6 Ekim 2014 Pazartesi

onüç

Bugün Six Feet Under'lı çiziktireceğim. Evet. Son zamanlarda en sevdiğim aktivite Six Feet Under izlemek. David Keith ile ya da başkasıyla atıştığında "Ay dur üzülme, kıymetini anlayacak o senin yoksa kendi kaybeder yanii .s .s" diye avutasım, Nate'in sırtına "Seni çakaal. ;)))" diye pat pat vurasım, Claire'le beraber ergenlik yapasım, Ruth'u da sürekli bir gıdıklayasım var. Hepsi öyle bir şeker, öyle bir şapşirik geliyor ki anlatamam. Dizi çoğu zaman çok durağan ilerlemesine rağmen bıktırmadan mutlu mesut özletiyor kendini. Bir Lisa'yı ve sürekli boğazlanırmış gibi konuşmasını sevemedim gitti. Bir deee 3. sezon 1. bölümden itibaren bir haller oldu ki sormayın gitsin. Hala algılamaya çalışıyorum. Ama birşey çıkacak bundan. Allaaağm! Spoiler konusunda çok hassas bir insan olduğum için fazla detaya girmeden ve isim vermeden yazmak istiyorum. Ama öyle de dedikodu yapılmıyor çocuklar. Hayat çok zor. Bu aralar mottom bu. Neyse, as a result, daha önce izlemediğim için çok pişmanım çocuklar. Özellikle psikolojik çözümlemeler filan çoğoş bence. Ayrıca bu kez kaşınıp spoiler yemeyeceğim. Akıllandım yani. Meh meh.

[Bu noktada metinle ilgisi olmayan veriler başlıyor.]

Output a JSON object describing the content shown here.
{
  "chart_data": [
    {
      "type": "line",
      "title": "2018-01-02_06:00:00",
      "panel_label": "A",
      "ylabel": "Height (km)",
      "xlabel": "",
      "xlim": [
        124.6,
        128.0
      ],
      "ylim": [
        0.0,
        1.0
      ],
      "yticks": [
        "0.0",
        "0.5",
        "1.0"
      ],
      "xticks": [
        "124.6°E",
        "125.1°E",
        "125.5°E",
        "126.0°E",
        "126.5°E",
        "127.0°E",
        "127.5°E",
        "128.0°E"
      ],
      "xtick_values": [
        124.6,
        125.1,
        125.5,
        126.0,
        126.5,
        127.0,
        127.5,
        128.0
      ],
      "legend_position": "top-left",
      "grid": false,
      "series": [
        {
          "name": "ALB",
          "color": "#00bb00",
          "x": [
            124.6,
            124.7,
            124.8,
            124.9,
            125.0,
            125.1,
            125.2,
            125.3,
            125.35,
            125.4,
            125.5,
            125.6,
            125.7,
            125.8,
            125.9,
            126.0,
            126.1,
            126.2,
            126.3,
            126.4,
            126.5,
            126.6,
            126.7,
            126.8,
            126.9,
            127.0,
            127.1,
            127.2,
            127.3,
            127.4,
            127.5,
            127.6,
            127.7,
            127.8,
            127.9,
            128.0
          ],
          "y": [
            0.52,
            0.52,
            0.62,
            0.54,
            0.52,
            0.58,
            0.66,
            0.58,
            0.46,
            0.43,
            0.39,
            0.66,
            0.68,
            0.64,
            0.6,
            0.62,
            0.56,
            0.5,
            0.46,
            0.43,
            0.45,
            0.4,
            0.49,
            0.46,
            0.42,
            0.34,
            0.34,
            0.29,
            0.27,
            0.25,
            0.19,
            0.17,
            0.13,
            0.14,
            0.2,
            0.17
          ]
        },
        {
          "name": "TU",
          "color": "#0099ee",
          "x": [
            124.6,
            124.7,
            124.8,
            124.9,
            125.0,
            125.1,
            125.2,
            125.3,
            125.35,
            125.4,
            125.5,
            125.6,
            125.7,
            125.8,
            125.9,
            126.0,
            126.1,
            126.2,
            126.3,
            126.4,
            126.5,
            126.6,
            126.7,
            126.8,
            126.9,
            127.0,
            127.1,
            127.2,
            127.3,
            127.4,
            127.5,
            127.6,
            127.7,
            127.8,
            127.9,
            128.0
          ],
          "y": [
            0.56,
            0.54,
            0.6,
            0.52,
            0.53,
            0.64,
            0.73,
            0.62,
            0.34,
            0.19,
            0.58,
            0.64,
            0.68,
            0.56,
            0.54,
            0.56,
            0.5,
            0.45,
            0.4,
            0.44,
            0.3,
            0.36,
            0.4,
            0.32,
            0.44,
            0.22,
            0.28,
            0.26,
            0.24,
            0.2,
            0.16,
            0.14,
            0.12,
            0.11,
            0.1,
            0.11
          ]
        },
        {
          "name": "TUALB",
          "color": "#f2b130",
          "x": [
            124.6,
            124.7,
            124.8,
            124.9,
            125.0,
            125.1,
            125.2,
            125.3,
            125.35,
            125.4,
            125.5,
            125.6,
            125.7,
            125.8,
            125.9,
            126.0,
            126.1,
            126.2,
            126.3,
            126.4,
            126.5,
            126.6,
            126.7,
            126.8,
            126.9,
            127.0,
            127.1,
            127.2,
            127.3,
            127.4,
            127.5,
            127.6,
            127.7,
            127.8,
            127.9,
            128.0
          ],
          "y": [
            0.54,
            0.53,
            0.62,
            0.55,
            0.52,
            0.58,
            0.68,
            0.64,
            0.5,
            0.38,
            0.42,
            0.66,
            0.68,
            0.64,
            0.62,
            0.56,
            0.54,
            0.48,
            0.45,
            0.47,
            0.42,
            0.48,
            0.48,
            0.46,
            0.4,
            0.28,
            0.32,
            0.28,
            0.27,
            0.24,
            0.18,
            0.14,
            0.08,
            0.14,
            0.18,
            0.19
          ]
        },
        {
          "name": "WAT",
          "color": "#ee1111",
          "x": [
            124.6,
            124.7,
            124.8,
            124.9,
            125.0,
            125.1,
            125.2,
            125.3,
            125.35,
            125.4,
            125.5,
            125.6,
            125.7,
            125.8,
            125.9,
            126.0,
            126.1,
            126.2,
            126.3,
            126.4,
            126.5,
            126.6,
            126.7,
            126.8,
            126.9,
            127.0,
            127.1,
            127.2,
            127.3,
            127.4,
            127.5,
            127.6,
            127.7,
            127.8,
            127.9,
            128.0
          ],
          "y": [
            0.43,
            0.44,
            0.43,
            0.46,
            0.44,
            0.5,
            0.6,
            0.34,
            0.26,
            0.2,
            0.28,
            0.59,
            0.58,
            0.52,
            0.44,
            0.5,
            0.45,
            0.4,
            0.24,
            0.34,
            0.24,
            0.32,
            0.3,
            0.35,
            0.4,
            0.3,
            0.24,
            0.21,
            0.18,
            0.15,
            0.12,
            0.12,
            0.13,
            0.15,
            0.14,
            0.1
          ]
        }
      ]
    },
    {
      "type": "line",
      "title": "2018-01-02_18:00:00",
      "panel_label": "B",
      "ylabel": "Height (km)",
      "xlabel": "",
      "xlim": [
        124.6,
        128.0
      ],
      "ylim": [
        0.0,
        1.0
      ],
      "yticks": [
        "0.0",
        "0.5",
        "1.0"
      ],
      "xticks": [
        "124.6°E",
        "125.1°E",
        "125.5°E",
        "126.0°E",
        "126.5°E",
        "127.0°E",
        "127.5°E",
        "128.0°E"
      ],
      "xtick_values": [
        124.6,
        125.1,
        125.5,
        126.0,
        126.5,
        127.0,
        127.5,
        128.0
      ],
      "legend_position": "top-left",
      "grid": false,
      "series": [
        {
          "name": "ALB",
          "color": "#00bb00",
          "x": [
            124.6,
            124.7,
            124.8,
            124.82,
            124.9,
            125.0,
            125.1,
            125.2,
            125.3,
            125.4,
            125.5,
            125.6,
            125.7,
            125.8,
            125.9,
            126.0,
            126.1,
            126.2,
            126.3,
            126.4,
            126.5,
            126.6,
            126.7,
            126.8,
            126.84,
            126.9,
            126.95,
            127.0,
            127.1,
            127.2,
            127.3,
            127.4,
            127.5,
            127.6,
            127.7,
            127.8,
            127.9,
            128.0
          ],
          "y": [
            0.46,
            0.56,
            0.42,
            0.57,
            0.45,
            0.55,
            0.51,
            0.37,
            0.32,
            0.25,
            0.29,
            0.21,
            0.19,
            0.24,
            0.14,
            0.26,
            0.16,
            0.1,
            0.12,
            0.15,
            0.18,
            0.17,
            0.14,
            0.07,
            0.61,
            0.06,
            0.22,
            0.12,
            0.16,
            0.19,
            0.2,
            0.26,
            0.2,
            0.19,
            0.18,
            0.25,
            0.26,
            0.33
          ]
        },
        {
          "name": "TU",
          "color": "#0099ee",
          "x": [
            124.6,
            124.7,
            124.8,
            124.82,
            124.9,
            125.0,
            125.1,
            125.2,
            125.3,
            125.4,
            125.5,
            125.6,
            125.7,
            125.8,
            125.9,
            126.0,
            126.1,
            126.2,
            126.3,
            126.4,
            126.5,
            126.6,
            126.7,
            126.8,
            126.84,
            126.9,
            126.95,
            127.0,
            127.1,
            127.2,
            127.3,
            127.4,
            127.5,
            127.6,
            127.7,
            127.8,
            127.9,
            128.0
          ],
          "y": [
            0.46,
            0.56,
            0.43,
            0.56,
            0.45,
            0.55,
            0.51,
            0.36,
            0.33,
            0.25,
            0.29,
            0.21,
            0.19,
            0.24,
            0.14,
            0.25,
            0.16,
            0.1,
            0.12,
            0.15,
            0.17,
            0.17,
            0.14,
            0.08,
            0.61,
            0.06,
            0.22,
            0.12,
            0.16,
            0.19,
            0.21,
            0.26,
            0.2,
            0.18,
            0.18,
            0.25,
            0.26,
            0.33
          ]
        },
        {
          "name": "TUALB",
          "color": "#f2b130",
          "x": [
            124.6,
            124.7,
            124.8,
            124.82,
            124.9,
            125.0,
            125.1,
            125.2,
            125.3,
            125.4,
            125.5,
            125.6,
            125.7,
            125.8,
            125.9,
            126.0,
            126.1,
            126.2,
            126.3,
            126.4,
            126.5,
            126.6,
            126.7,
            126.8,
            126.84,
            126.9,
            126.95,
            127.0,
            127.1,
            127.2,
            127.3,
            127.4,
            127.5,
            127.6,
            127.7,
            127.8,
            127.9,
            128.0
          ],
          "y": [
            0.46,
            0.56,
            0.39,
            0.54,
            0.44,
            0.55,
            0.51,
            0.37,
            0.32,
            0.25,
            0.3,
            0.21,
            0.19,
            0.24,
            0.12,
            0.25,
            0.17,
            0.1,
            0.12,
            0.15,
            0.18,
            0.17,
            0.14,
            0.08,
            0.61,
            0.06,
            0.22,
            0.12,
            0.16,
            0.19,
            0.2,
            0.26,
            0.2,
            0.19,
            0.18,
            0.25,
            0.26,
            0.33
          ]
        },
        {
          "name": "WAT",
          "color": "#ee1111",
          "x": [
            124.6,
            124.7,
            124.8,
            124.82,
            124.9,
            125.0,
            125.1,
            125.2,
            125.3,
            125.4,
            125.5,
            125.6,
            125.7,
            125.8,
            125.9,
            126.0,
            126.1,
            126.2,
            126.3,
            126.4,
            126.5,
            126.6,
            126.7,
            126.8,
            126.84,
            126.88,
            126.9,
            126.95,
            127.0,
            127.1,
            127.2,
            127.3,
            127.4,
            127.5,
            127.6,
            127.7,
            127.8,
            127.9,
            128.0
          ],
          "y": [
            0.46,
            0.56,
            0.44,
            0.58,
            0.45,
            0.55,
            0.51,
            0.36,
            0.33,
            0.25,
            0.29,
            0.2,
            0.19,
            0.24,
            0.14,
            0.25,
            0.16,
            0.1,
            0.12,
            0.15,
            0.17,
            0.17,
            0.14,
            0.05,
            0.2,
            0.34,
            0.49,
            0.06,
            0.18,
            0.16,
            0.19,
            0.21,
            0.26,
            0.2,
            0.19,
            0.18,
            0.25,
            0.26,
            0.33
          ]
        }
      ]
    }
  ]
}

*Ne zaman mezarlığa gitsem, gördüğüm her mezar taşı üstüne bakıp kaç yaşında öldüklerini hesaplarım. Sfu izlerken de her bölüm başında ölenlerin doğum ve ölüm yıllarından hemen öldükleri yaşı hesaplıyorum. Her seferinde ortada hiç birşey yokken değişik değişik şekillerde ölen insanları gördükçe ben de her an ölebilirmişim gibi geliyor. Bir çeşit içsellestirme ya da empati duygusu yaşıyor olabilirim yani. Ama sonra geçiyor.